Emma Scully Gallery is proud to present ‘A Room on East 79th Street,’ the debut solo exhibition from London-based artist and designer EJR Barnes premiering on Thursday, October 12, 2023.

To the tune of quiet refinement, Barnes has swiftly become known for romantic yet pragmatic works that exist in the gray area between decorative art and industrial design. Astutely self-aware, his autodidactic practice functions as a sieve that nimbly distills qualities from historical styles without the blinkers of a formal training. Practical, poetic, and peppered with a quiet surrealism, his output is tied only to the idea of untangling the pretense of design while winking at its seriousness.

A place more than a showcase, ‘A Room on East 79th Street’ has a sense of pre-nostalgia with a spatial concept akin to something you might dream up while reading magic realism. Echoing the emotional impact of interior arrangement, Barnes’ presents new works staged within the aesthetic rather than placed upon pedestals to be studied and admired. It’s the approach of a poet, or in this case, an art school dropout. “My work normally ranges from large furniture pieces to mid size, like lighting. For this show, however, I’ve looked beyond this to even smaller items like glassware and flatware, as well as textiles,” says Barnes. “I want the show to have an immersive approach, where a feeling can be imbued throughout every aspect of an interior.”

Constructed from folded stainless steel, veneer, and cast glass (an entirely new method for Barnes, made possible by the production support of Emma Scully Gallery), the works featured in this exhibition mimic moments from the past while gracefully stretching toward the future in an atypical fashion. Outside of time and elegantly non-conformist, Barnes explores the allure of aesthetic sophistication through the practical process of fabrication and operational ease. Choosing materials that lie just outside of the contemporary vernacular, he finds ways to elevate the otherwise ordinary through the transformative act of sharp-witted process.

‘I have no interest in throwing expensive materials at something for the sake of it’ Says Barnes; ‘I care much more about lifting more normal materials into the same realm... For example, folding steel is a fairly simple operation – and the material isn’t especially costly compared to more luxurious metals – but with the right drawings and attention to polishing, it can be extremely beautiful, and retain a subtle charm.”

While hard-pressed to pin down direct influences, there is a palpable connection to Italian and Japanese postmodernism, art deco, Biedermeier, and Viennese Secessionism that gently coexists alongside Barnes’ own tactile point of view. As he puts it, “there isn’t really one point of inspiration, rather a continually revolving string of materials, forms, imagery that gets logged in my head and finds its way out when I am drawing.”

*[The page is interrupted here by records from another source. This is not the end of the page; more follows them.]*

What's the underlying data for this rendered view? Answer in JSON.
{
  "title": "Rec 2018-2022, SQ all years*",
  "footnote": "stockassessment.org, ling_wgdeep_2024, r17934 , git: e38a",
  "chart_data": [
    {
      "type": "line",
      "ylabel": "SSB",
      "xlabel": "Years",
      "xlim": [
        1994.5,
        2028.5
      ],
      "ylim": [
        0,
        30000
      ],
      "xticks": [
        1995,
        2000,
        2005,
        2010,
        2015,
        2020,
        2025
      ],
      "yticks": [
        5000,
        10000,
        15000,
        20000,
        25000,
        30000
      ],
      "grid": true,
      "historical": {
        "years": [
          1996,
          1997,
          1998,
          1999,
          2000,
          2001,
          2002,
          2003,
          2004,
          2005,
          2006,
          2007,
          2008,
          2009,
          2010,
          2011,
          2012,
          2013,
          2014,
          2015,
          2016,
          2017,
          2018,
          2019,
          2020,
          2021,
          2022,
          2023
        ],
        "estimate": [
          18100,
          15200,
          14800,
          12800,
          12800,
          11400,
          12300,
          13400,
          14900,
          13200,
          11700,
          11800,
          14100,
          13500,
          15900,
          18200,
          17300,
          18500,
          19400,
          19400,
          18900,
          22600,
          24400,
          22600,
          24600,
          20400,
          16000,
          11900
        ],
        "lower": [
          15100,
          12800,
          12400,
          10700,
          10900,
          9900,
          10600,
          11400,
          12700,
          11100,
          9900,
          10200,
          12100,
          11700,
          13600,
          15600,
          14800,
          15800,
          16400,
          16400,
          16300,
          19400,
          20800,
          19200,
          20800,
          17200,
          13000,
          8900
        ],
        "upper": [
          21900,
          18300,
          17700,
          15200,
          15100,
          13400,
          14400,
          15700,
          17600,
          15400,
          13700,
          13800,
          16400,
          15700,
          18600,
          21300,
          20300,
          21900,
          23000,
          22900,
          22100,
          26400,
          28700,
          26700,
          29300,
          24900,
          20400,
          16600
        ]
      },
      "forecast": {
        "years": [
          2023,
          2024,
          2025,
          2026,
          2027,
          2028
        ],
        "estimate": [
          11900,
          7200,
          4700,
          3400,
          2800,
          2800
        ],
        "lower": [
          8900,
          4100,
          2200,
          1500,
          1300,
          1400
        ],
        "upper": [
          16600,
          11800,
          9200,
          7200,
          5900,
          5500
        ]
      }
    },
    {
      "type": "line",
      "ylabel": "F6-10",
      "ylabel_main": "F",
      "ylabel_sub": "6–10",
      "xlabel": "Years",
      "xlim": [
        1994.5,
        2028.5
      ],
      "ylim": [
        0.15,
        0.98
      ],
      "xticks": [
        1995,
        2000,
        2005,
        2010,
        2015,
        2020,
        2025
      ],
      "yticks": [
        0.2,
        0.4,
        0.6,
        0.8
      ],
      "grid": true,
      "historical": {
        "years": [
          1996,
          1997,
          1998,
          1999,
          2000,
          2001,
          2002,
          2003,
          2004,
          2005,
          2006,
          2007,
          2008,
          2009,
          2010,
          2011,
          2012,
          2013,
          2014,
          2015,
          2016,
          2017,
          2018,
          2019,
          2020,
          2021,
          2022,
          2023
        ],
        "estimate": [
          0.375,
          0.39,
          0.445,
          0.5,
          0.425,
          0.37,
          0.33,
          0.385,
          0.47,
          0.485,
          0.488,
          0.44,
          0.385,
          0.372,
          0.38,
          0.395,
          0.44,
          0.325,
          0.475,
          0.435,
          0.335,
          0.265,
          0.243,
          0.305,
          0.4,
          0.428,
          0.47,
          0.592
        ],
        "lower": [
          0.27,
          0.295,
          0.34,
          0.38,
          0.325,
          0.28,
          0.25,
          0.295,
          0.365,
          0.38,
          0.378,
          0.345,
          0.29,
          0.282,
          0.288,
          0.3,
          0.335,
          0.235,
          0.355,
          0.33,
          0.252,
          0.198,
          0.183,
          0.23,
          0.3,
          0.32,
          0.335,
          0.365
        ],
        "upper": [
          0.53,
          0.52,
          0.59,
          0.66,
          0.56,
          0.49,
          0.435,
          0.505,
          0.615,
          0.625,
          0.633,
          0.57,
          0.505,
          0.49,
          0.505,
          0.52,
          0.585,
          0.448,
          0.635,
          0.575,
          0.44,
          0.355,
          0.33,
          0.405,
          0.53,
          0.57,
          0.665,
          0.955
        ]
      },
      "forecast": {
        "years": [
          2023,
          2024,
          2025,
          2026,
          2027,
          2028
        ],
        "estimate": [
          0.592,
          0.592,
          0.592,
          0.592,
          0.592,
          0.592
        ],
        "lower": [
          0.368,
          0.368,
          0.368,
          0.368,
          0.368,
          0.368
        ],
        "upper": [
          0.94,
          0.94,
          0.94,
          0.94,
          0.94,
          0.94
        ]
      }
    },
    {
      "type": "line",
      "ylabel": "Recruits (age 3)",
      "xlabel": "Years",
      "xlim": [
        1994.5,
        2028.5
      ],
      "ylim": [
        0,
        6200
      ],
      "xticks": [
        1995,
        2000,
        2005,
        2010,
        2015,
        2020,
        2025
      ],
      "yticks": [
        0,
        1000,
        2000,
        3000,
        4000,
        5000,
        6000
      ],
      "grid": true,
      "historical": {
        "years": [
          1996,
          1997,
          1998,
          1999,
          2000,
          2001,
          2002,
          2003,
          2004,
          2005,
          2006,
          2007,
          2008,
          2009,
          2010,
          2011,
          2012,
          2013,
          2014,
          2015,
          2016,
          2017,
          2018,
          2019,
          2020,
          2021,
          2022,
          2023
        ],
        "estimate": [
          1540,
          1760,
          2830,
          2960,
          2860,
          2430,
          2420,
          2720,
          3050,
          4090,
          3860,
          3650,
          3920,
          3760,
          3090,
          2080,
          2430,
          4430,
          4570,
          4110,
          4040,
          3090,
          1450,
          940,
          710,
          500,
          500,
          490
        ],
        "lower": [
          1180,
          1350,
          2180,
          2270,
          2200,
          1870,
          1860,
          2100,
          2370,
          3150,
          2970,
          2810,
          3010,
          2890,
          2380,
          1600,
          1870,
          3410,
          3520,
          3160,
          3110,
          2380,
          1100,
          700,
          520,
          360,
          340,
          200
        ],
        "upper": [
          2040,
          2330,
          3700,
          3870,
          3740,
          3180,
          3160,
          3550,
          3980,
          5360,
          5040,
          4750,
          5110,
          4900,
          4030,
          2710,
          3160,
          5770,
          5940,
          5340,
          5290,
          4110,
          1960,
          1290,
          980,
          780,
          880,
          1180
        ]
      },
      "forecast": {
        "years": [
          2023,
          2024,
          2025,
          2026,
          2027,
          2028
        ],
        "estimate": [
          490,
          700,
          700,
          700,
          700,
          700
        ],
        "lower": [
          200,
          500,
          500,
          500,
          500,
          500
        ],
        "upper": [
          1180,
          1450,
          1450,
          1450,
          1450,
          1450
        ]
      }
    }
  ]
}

“Elliot’s practice reads more like a piece of music rather than a catalog of objects,” says gallerist Emma Scully. “There’s a certain quality of consciousness and context – how he uses humor and the juxtaposition of material and form – that offers something new, an aesthetic language of his own design.”

‘A Room on East 79th Street’ will be unveiled on October 12, 2023 and will remain on view through December 15, 2023.